Here’s a little additional commentary on the items on this list:

#2 – Parents and students always wonder if they should take the Honors or AP class and possibly get a little lower grade, or the regular-level class and get an A.  The answer is TAKE THE HARDER CLASS!  Rigor is highly prioritized.  Colleges are looking for students who have challenged themselves whenever possible!

#3 – Notice that this says “consistent with high school performance.”  If your test scores are significantly higher than your grades would otherwise indicate (especially if you do not have an upward trend in your grades), colleges will likely think that you are not performing up to your potential in school (ie you haven’t been putting in your full effort).  And if your scores are significantly lower than your grades would indicate, colleges may wonder about your school’s grading system, and possible grade inflation.
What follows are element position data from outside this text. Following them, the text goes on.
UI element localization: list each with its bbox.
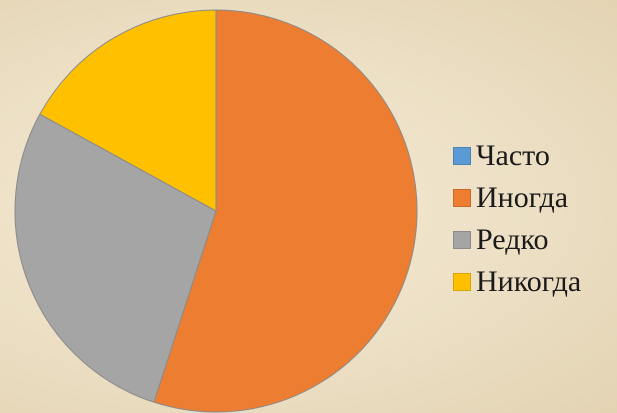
legend-item-chasto: Часто <box>453 136 581 175</box>
legend-label-inogda: Иногда <box>476 180 569 214</box>
legend-swatch-inogda <box>453 188 471 207</box>
pie-slice-redko <box>14 113 217 403</box>
chart-legend: Часто Иногда Редко Никогда <box>453 136 581 301</box>
legend-label-redko: Редко <box>476 222 549 256</box>
pie-slice-nikogda <box>39 9 217 212</box>
legend-swatch-nikogda <box>453 272 471 291</box>
legend-item-nikogda: Никогда <box>453 262 581 301</box>
legend-label-chasto: Часто <box>476 138 550 172</box>
pie-slice-inogda <box>153 9 418 413</box>
legend-item-inogda: Иногда <box>453 178 581 217</box>
legend-label-nikogda: Никогда <box>476 264 582 298</box>
legend-item-redko: Редко <box>453 220 581 259</box>
legend-swatch-redko <box>453 230 471 249</box>
legend-swatch-chasto <box>453 146 471 165</box>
#5 – Colleges prefer that students are involved deeply and continuously (ie over a period of several years) in just a few activities, demonstrating interest, mastery and leadership.  It’s better for you to be deeply involved in a few activities than just a member of many.

This article in TeenLife Magazine has a few tips on some smaller things that can make a difference:

  • Demonstrate your interest in a college early – that means 10th and 11th graders – reach out NOW to college admissions officers!  (If you’re a senior and your application is already submitted, reaching out to admissions officers is not demonstrating your interest, it’s demonstrating that you are impatient.)
  • OPEN ALL E-MAILS that colleges send to you.  They can track this.